Pada zaman Revolusi Kemerdekaan, penurun bendera Belanda di Pelabuhan Buleleng, yakni Anwar Bek, juga dari Pegayaman. Serta tiga pahlawan Maman Fauzi, Maman Bahrul, Maman Harunan, adalah pejuang yang berasal dari Pegayaman.
Belum lagi yang harus kita ingat bahwa zona wilayah Pegayaman adalah daerah tempat bersembunyinya dan tempat pengaturan strategi para pemuda pejuang dalam menghadapi para penjajah pada saat itu, tahun 1942 ke atas.
Mungkin semua kisah inilah yang menuntun umat Islam Pegayaman selalu lurus-lurus saja dalam menerima program pemerintah. Dan kita selalu berharap kedepan program pemerintah berdampak positif untuk generasi Pegayaman.
Warga Pegayaman tidak boleh tinggal diam dalam menyikapi kondisi ini. Warga Pegayaman harus mempersiapkan diri dengan menempuh pendidikan yang memadai dan yang dibutuhkan sesuai perkembangan zaman.
Ini menjadi tanggung jawab semua pihak di Pegayaman. Para orangtua harus diberi kesadaran bagaimana memperhatikan pendidikan anak-anaknya.

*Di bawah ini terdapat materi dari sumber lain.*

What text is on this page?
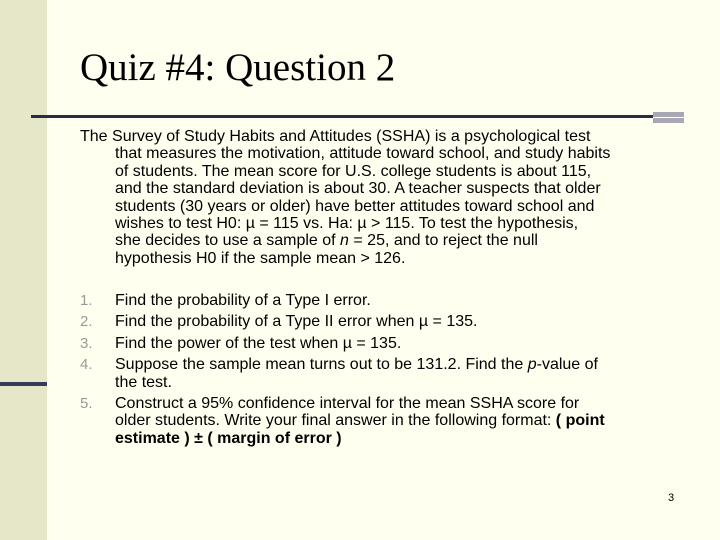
Quiz #4: Question 2
The Survey of Study Habits and Attitudes (SSHA) is a psychological test
that measures the motivation, attitude toward school, and study habits
of students. The mean score for U.S. college students is about 115,
and the standard deviation is about 30. A teacher suspects that older
students (30 years or older) have better attitudes toward school and
wishes to test H0: µ = 115 vs. Ha: µ > 115. To test the hypothesis,
she decides to use a sample of n = 25, and to reject the null
hypothesis H0 if the sample mean > 126.
1. Find the probability of a Type I error.
2. Find the probability of a Type II error when µ = 135.
3. Find the power of the test when µ = 135.
4. Suppose the sample mean turns out to be 131.2. Find the p-value of
the test.
5. Construct a 95% confidence interval for the mean SSHA score for
older students. Write your final answer in the following format: ( point
estimate ) ± ( margin of error )
3
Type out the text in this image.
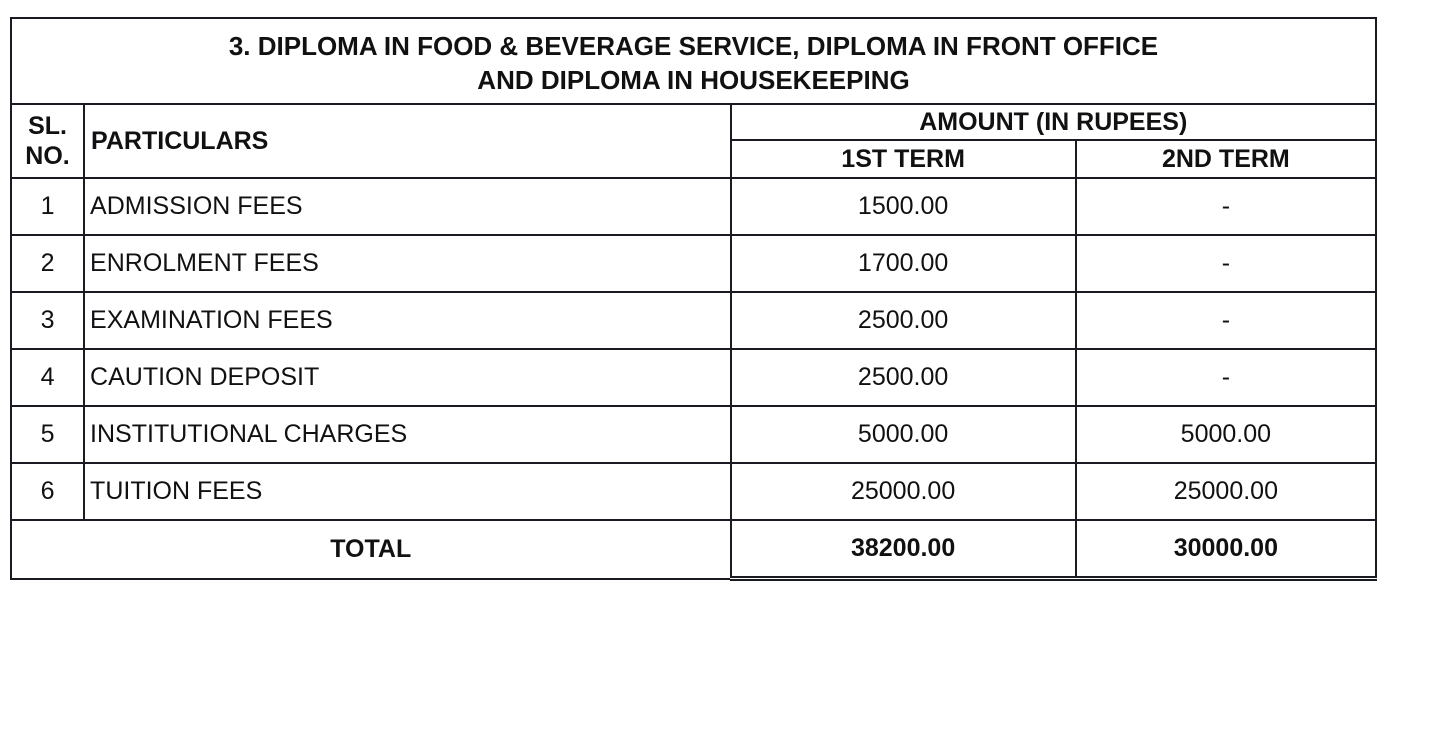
3. DIPLOMA IN FOOD & BEVERAGE SERVICE, DIPLOMA IN FRONT OFFICE
AND DIPLOMA IN HOUSEKEEPING			

SL.
NO.	PARTICULARS	AMOUNT (IN RUPEES)	
		1ST TERM	2ND TERM
1	ADMISSION FEES	1500.00	-
2	ENROLMENT FEES	1700.00	-
3	EXAMINATION FEES	2500.00	-
4	CAUTION DEPOSIT	2500.00	-
5	INSTITUTIONAL CHARGES	5000.00	5000.00
6	TUITION FEES	25000.00	25000.00
TOTAL		38200.00	30000.00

Pemerintah Desa juga harus menyikapi semua kondisi perkembangan di Pegayaman, siapapun pemimpinnya.
Para guru umum dan guru agama harus memberikan pengajaran dan motivasi terhadap anak-anak didiknya serta para orangtua mereka.
Semua harus bersinergi menghadapi kondisi ini. Insya Allah, semua hal yang menjadi harapan dan kehawatiran kita akan terjawab kedepan. Amiiin yaa Rabbal Alamin. []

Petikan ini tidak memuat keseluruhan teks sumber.